Ajoutons là-dessus que faire faire autant de choses à un personnage qui vient de se faire découper le bras, alors qu’il devrait être en train de se vider de son sang, sonné par le traumatisme physique, c’est quand même drôlement balèze (c’est un peu comme ce personnage dans Prometheus qui saute, court, escalade, se bat alors qu’il vient de se faire ouvrir le bide en deux à la sauvage et refermer l’ouverture avec trois agrafes)… C’est peut-être de l’ordre du détail, de la petite facilité scénaristique mais ça fait perdre en crédibilité et en intensité.

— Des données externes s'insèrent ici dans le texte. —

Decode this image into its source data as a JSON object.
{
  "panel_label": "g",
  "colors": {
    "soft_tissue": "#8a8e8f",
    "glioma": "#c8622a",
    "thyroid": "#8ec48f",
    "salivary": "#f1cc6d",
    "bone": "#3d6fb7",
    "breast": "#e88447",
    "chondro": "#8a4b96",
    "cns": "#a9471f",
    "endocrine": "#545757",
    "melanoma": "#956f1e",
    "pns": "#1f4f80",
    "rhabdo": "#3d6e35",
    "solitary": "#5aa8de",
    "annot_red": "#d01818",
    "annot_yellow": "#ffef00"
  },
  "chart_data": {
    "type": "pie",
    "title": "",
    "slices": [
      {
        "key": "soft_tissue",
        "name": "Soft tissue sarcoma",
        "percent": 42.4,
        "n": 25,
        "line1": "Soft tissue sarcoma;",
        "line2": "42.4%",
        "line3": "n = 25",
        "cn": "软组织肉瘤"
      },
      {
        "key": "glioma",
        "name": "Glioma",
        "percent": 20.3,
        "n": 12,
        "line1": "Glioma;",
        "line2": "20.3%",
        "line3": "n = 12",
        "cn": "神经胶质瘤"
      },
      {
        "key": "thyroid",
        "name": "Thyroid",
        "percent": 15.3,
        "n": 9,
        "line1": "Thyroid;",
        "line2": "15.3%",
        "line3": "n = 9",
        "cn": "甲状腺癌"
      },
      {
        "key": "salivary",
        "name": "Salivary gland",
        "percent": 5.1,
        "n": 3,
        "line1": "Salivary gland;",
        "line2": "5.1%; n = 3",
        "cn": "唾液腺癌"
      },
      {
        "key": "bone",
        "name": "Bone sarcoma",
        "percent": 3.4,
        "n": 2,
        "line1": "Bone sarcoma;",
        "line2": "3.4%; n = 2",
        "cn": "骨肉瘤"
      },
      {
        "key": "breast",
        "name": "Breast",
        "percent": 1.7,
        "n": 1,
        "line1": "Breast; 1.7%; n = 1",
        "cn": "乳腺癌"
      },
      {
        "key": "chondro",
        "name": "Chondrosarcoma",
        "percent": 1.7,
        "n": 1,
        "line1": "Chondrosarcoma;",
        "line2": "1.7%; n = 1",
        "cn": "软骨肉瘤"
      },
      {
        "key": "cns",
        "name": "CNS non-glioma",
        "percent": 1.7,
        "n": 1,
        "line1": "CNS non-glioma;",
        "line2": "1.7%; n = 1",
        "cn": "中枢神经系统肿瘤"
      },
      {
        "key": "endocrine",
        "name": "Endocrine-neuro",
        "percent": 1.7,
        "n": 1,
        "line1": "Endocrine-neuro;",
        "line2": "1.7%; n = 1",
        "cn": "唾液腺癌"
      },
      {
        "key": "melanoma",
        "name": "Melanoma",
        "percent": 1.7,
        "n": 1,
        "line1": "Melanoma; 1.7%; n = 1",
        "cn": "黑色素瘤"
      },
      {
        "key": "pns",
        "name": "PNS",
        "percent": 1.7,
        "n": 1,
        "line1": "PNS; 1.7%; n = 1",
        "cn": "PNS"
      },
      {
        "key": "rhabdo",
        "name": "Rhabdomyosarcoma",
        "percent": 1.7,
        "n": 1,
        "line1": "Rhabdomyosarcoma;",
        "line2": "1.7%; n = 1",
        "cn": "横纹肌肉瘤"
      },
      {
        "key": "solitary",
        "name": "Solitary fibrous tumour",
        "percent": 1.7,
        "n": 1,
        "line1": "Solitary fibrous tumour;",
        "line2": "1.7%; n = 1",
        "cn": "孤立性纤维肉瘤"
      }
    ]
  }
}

Si elle n’est donc pas parfaite sur plusieurs points, Severed reste une œuvre intéressante, plutôt prenante, suivant les premiers pas d’un gamin dans un monde d’adultes qui va l’obliger à grandir pour survivre, quitte à perdre une partie de lui-même. Elle parle de famille, de la recherche de ses origines, d’envie de trouver une place légitime, du combat pour se faire sa propre place, du chagrin de devoir faire son deuil de ses gentils idéaux d’enfant qui explosent face à la réalité d’un monde sans complaisance. Jack pense que tout ce qui le constitue vient de ce qui coule dans ses veines, il finit par découvrir qu’il est ce qu’il choisit d’être, en en assumant les conséquences. Et que le Mal rôde, toujours…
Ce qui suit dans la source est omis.